許易眉頭一挑,抽出隨身攜帶紙筆,刷刷寫下‘證據’兩個大字,輕飄飄晃過錢員外眼前,隨即塞入後者絲綢衣兜。
附耳道:“現在會不會感覺好點?”
“你!”
錢員外氣的臉上橫肉顫動,怒道:“你等著,錢某上了公堂定要在馬知縣面前狀告你!”
“沒事,等你坐上班房的老虎凳,再灌上兩瓶辣椒水,屆時也應該什麽都招了,如若還不招,我相信總有一項刑具能讓錢員外開口,”
許易輕輕一笑,再次揮手:“將人帶回班房審訊。”
錢員外立刻扭頭對著錢府眾人道:“快去縣衙找湯師爺幫忙!”
“是,老爺!”
幾名小廝剛要邁腿。
陳洛忽然跨步抽刀,低喝一聲:“錢府之人誰敢離開一步,一律視為給妖魔通風報信,格殺勿論!”
“衙門辦事,閑雜人等散了吧!”
張大張二見此情景,也是開始著手疏散人群,讓出一條通道。
不多時,原本圍的水泄不通錢府宅前,瞬間只剩許易和錢員外一行人。
見此形勢,錢員外終於害怕起來,咽了口唾沫,語氣略帶幾分求饒:“許大人,有話好說……”
“知道怕了?”
許易上前摟住錢員外肥大脖頸,低聲道:“許某是個粗人,平日最討厭有人仗著肚子裡有點墨水欺壓百姓,我想錢員外應該不是這樣的人,幫幫忙,李老漢一家欠你的銀子就按三錢息算。”
“好,就三錢息……”
話音未落,錢員外連忙改口道:“不要利息,不要利息……欠的那些銀子也不要了!”
“誒,不要銀子和利息,我怎麽知道你是不是誠心幫忙?”
“好……那就按三分息算。”
“這就對了。”
許易聞言眉頭舒展開來,拍拍他後背肥膘,笑道:“好了,回去吧,你勾結妖魔的事情本捕頭已經查清楚了。”
“是……”
錢員外擦了擦額頭汗珠,後背已然被浸濕大片。
“等等。”
許易忽然道。
錢員外身子一僵,險些兩眼抹黑癱坐下去。
卻聽許易再次緩緩說道:“許某平日最討厭被人誣陷,要是哪裡傳出對本捕頭的惡意誹謗,難保有時候心情不好,到時一不小心漏了兩隻妖魔進到錢員外府裡……”

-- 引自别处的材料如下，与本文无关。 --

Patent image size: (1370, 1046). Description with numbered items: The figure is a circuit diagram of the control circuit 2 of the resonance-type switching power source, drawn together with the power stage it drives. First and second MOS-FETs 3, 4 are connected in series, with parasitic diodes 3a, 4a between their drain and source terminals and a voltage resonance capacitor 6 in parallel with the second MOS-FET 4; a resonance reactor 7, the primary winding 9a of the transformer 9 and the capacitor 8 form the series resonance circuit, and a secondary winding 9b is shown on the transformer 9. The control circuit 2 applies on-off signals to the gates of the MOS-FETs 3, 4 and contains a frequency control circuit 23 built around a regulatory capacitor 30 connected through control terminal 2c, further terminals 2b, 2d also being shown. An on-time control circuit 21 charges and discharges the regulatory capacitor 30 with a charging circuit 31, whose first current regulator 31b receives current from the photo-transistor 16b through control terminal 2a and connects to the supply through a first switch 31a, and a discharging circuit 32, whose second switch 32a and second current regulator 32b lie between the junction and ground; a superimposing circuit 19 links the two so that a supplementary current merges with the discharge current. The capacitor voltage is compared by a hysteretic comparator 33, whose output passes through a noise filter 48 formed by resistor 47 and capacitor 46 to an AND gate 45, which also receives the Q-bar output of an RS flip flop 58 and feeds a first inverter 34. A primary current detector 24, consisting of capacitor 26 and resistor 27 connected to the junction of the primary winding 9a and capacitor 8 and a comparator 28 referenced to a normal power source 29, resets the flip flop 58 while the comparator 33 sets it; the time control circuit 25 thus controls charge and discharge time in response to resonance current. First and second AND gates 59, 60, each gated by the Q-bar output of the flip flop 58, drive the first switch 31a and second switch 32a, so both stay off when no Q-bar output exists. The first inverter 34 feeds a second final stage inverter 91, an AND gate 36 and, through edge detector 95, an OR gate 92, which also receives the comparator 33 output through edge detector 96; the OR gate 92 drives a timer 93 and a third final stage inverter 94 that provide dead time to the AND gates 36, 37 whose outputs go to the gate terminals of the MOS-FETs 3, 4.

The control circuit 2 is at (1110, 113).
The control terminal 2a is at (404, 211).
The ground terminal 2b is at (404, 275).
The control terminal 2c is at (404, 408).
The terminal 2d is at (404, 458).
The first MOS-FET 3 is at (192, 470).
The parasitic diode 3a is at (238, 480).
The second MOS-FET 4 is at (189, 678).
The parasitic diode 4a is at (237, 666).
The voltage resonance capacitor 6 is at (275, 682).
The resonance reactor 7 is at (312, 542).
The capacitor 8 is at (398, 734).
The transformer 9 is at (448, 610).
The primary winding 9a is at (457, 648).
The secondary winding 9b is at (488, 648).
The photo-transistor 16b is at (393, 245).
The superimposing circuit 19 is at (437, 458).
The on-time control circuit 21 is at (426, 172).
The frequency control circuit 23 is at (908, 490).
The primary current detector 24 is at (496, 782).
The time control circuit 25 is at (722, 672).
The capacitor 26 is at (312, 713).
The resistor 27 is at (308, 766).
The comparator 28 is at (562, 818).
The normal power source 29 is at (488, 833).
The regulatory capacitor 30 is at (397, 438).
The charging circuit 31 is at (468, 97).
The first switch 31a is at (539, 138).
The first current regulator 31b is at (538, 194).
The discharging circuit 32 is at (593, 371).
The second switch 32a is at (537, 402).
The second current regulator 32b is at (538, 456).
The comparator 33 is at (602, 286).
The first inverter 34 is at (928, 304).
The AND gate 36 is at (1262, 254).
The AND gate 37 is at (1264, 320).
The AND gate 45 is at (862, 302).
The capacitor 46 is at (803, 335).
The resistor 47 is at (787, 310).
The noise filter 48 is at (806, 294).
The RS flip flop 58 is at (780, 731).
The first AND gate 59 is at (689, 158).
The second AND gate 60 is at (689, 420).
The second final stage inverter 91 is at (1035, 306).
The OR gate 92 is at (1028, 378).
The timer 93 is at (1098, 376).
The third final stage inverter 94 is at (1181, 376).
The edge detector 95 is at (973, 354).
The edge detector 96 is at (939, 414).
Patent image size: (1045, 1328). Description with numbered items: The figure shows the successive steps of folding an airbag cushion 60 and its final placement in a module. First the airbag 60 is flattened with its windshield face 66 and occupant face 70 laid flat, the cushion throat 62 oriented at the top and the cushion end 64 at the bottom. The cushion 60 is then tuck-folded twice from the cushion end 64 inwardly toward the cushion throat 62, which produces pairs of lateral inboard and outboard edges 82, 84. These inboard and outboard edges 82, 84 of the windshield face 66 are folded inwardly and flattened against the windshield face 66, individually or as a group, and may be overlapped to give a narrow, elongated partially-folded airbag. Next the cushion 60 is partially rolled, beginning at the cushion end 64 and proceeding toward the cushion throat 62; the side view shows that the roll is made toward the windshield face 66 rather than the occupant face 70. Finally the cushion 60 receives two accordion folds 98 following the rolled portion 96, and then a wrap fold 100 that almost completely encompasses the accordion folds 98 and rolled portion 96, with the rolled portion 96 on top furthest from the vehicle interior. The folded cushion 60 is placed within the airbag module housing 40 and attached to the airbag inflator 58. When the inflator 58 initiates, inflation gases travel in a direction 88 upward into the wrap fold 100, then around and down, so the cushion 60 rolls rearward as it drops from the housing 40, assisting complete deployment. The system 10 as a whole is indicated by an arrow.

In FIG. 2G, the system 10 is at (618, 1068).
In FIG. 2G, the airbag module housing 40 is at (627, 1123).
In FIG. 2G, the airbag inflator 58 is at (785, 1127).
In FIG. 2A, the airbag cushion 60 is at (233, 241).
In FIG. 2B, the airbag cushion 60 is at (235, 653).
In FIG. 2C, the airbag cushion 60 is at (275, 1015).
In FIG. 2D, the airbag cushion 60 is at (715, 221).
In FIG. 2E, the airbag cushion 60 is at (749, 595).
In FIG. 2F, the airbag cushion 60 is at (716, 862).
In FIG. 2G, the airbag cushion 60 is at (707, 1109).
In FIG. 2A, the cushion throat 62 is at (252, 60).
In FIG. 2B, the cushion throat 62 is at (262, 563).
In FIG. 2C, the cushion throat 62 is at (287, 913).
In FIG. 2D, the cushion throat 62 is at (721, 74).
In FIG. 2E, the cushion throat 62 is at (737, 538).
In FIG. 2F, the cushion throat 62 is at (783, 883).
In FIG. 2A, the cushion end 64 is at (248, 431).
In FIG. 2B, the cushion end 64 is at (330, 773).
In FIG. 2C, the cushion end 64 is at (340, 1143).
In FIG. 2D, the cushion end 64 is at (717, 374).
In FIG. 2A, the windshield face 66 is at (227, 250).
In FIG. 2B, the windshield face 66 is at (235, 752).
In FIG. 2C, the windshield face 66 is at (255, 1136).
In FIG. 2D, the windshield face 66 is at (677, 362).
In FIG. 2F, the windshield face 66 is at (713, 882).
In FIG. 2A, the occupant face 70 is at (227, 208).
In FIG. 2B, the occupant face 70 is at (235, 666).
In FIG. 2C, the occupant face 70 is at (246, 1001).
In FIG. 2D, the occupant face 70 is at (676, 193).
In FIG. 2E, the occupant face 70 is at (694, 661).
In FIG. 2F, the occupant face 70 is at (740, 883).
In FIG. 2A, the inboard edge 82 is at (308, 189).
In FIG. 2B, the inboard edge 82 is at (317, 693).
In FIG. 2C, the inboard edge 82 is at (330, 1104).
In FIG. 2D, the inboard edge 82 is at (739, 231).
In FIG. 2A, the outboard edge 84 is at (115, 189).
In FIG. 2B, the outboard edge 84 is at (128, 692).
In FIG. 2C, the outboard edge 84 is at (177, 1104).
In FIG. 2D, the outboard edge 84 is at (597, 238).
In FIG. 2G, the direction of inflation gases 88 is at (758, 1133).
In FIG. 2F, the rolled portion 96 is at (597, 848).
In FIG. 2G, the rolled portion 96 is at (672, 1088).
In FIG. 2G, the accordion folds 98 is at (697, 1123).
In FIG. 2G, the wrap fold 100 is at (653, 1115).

“不會不會……許大人辦事公正, 誰要是敢誣陷許大人,錢某第一個不服!”
錢員外連連擺手,徹底打消了事後告狀的心思。
心中已然咒罵了馮倫一萬遍。
昨夜他答應馮倫今天借機在西城殺殺許易一班人等的威風,沒想到竟惹了這麽一個不講道理的狠人。
不僅早就盯上的小妾飛了,還險些被押往衙門上刑……
想到這裡,錢員外立即抬頭看向錢府眾人,厲色道:“你們以後嘴巴閉嚴點,許大人明察秋毫,今日之事就是誤會一場!”
“是,錢老爺!”
錢府之人齊聲點頭。
“好了,搞定。”
許易聞言微微抬手,示意陳洛收回佩刀。
直到錢府所有人慌不迭的跑進宅院緊閉上大門。
陳洛這才忍不住開口問道:“錢員外勾結妖魔,就這麽放了他?”
許易搖頭失笑道:“估計在場的人也就你信了。”
“不瞞許捕頭說,我們當時也差點信了……”
張氏兄弟撓了撓頭,露出一臉憨厚笑容。
畢竟許易那日隻身前往劉家村,沒準真從妖魔口中得知了什麽消息……
“沒有勾結妖魔?”
陳洛怔道:“那許大人剛才?”
“嚇他的。”
許易伸了伸懶腰。
“這……不合衙門規矩吧。”
半晌,陳洛艱難開口。
“什麽規矩?”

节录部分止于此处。